Conservative Alabama columnist explains why the state's senate seat may not fall to the GOP
US President Donald Trump (L) calls on Attorney General Jeff Sessions (R) to stop the probe into Russia's election interference. (AFP/File / SAUL LOEB, NICHOLAS KAMM)

Alabama is a reliably red state and the election of Sen. Doug Jones (D-AL) was attributed mostly to his Republican opponent having a scandal involving underage minors. It's for that reason that many believe Jones won't survive reelection in November.

Writing for the conservative site The Bulwark, Matthew Stokes said that he's not so sure that Jones is going down.

"While Jones won’t be facing a tiny-gun-toting clown like Roy Moore, each of his potential opponents has a myriad of flaws. [Jeff] Sessions is weighed down by all his Trump-related baggage, while [Tommy] Tuberville is a political newcomer who has never held political office—nor, it seems, a coherent political thought," Stokes wrote.

The race between Sessions and Tuberville has turned into a state-based version of the debate between President Donald Trump and Sessions that has played out on Twitter and in the media.

"Tuberville attacked Sessions for abandoning Donald Trump in his great hour of need, a message that seems to have resonated with pro-Trump diehards.

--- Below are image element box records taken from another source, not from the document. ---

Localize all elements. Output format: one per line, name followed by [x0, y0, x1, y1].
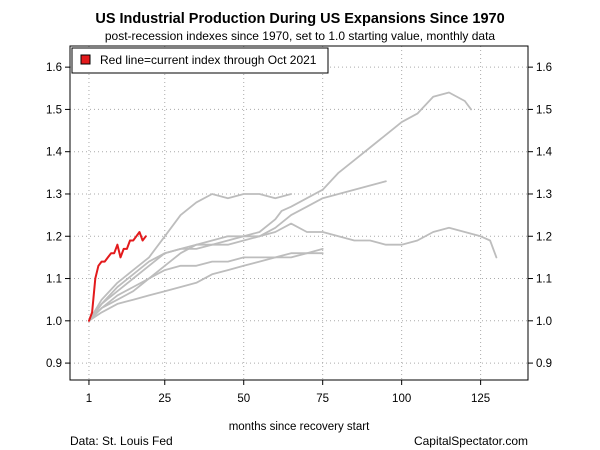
x-tick-label: 100: [392, 393, 411, 405]
x-tick-label: 50: [237, 393, 250, 405]
series-line-past: [88, 91, 473, 322]
plot-frame: [69, 45, 529, 381]
series-line-past: [88, 247, 324, 322]
series-line-current: [88, 231, 147, 322]
series-line-past: [88, 222, 498, 322]
legend-box: [71, 47, 329, 74]
y-axis-left: 0.9 1.0 1.1 1.2 1.3 1.4 1.5 1.6: [46, 62, 70, 370]
series-line-past: [88, 252, 324, 322]
y-tick-label-right: 1.5: [536, 104, 552, 116]
legend-swatch: [80, 54, 91, 65]
y-tick-label: 1.3: [46, 189, 62, 201]
y-tick-label-right: 1.3: [536, 189, 552, 201]
y-tick-label-right: 1.0: [536, 316, 552, 328]
y-tick-label: 1.4: [46, 147, 63, 159]
x-axis-label: months since recovery start: [229, 421, 370, 433]
chart-subtitle: post-recession indexes since 1970, set t…: [105, 29, 496, 43]
x-tick-label: 125: [471, 393, 490, 405]
y-tick-label-right: 1.2: [536, 231, 552, 243]
y-tick-label-right: 1.4: [536, 147, 553, 159]
y-tick-label: 1.2: [46, 231, 62, 243]
series-lines: [88, 91, 498, 322]
y-tick-label-right: 0.9: [536, 358, 552, 370]
source-note: Data: St. Louis Fed: [70, 434, 173, 448]
x-tick-label: 1: [86, 393, 92, 405]
series-line-past: [88, 180, 387, 322]
chart-title: US Industrial Production During US Expan…: [95, 11, 504, 27]
grid-lines: [70, 46, 528, 380]
legend: Red line=current index through Oct 2021: [71, 47, 329, 74]
y-axis-right: 0.9 1.0 1.1 1.2 1.3 1.4 1.5 1.6: [528, 62, 553, 370]
y-tick-label: 0.9: [46, 358, 62, 370]
y-tick-label: 1.6: [46, 62, 62, 74]
y-tick-label-right: 1.6: [536, 62, 552, 74]
y-tick-label: 1.1: [46, 274, 62, 286]
x-tick-label: 25: [158, 393, 171, 405]
credit-note: CapitalSpectator.com: [414, 434, 528, 448]
x-axis: 1 25 50 75 100 125: [86, 380, 490, 405]
y-tick-label-right: 1.1: [536, 274, 552, 286]
y-tick-label: 1.5: [46, 104, 62, 116]
y-tick-label: 1.0: [46, 316, 62, 328]
legend-entry: Red line=current index through Oct 2021: [100, 53, 317, 67]
series-line-past: [88, 193, 293, 322]
x-tick-label: 75: [316, 393, 329, 405]
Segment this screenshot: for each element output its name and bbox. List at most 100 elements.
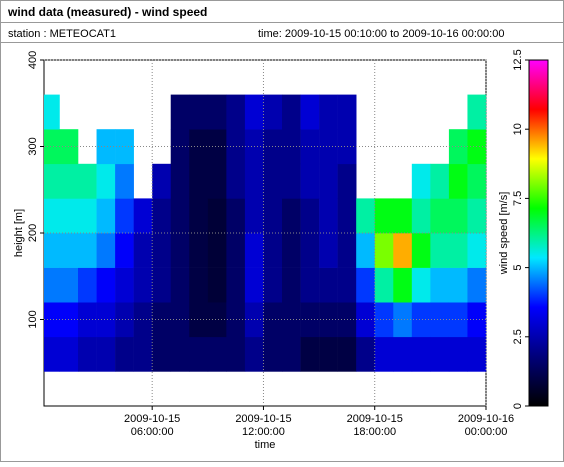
heat-cell [263,94,283,130]
heat-cell [356,267,376,303]
heat-cell [170,302,190,338]
heat-cell [319,94,338,130]
heat-cell [244,336,264,372]
heat-cell [244,94,264,130]
heat-cell [430,198,450,234]
heat-cell [226,129,246,165]
heat-cell [189,336,209,372]
heat-cell [226,163,246,199]
heat-cell [44,129,60,165]
heat-cell [59,198,79,234]
heat-cell [189,302,209,338]
x-tick-label: 2009-10-16 [458,413,514,425]
heat-cell [115,163,134,199]
colorbar-tick-label: 12.5 [512,49,524,70]
heat-cell [374,267,394,303]
heat-cell [282,267,301,303]
heat-cell [96,302,116,338]
heat-cell [337,336,357,372]
heat-cell [152,233,172,268]
heat-cell [44,302,60,338]
heat-cell [300,336,320,372]
heat-cell [244,198,264,234]
heat-cell [96,198,116,234]
heat-cell [337,94,357,130]
heat-cell [44,198,60,234]
heat-cell [374,302,394,338]
heat-cell [133,198,153,234]
station: station : METEOCAT1 [8,28,116,40]
heat-cell [430,302,450,338]
heat-cell [115,233,134,268]
heat-cell [96,336,116,372]
heat-cell [226,198,246,234]
heat-cell [337,267,357,303]
heat-cell [263,336,283,372]
heat-cell [96,233,116,268]
heat-cell [170,198,190,234]
heat-cell [189,267,209,303]
heat-cell [96,163,116,199]
heat-cell [411,233,431,268]
heat-cell [411,267,431,303]
heat-cell [96,267,116,303]
heat-cell [356,336,376,372]
heat-cell [207,267,227,303]
heat-cell [467,198,487,234]
heat-cell [300,233,320,268]
heat-cell [152,336,172,372]
x-tick-label: 06:00:00 [131,426,174,438]
heat-cell [133,267,153,303]
heat-cell [44,94,60,130]
heat-cell [115,336,134,372]
heat-cell [448,336,468,372]
heat-cell [374,198,394,234]
heat-cell [319,163,338,199]
heat-cell [78,163,97,199]
x-tick-label: 18:00:00 [353,426,396,438]
heat-cell [282,198,301,234]
heat-cell [189,198,209,234]
heat-cell [115,129,134,165]
heat-cell [78,336,97,372]
colorbar-tick-label: 5 [512,265,524,271]
heat-cell [467,163,487,199]
heat-cell [78,198,97,234]
heat-cell [244,233,264,268]
x-tick-label: 2009-10-15 [235,413,291,425]
y-tick-label: 100 [27,310,39,328]
heat-cell [170,94,190,130]
heat-cell [59,163,79,199]
heat-cell [467,94,487,130]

No matter how much Sessions may have helped both Trump’s candidacy and his early months in office, his failure to protect the president from Mueller has proven to be an unpardonable sin," said Stokes.

"Meanwhile, Tuberville has left himself open to a Trumpist attack from Sessions in the area of trade; the former coach is far more sympathetic to free trade—and, consequently, relations with China—than either Sessions or the president he is so eager to serve," he continued.

He closed by explaining that this is the way that parties collapse.

"When they lack the institutional strength to protect their own purpose and reputation—their own ideas—there is the corresponding risk that despite all reasonable arguments to the contrary, voters will abandon them. Every election that Republicans spend arguing over loyalty to Donald Trump is an election with the potential for voters to flee to a party that does not make such demands," he wrote. "It happened once before in Alabama. There is no reason to think it cannot happen again."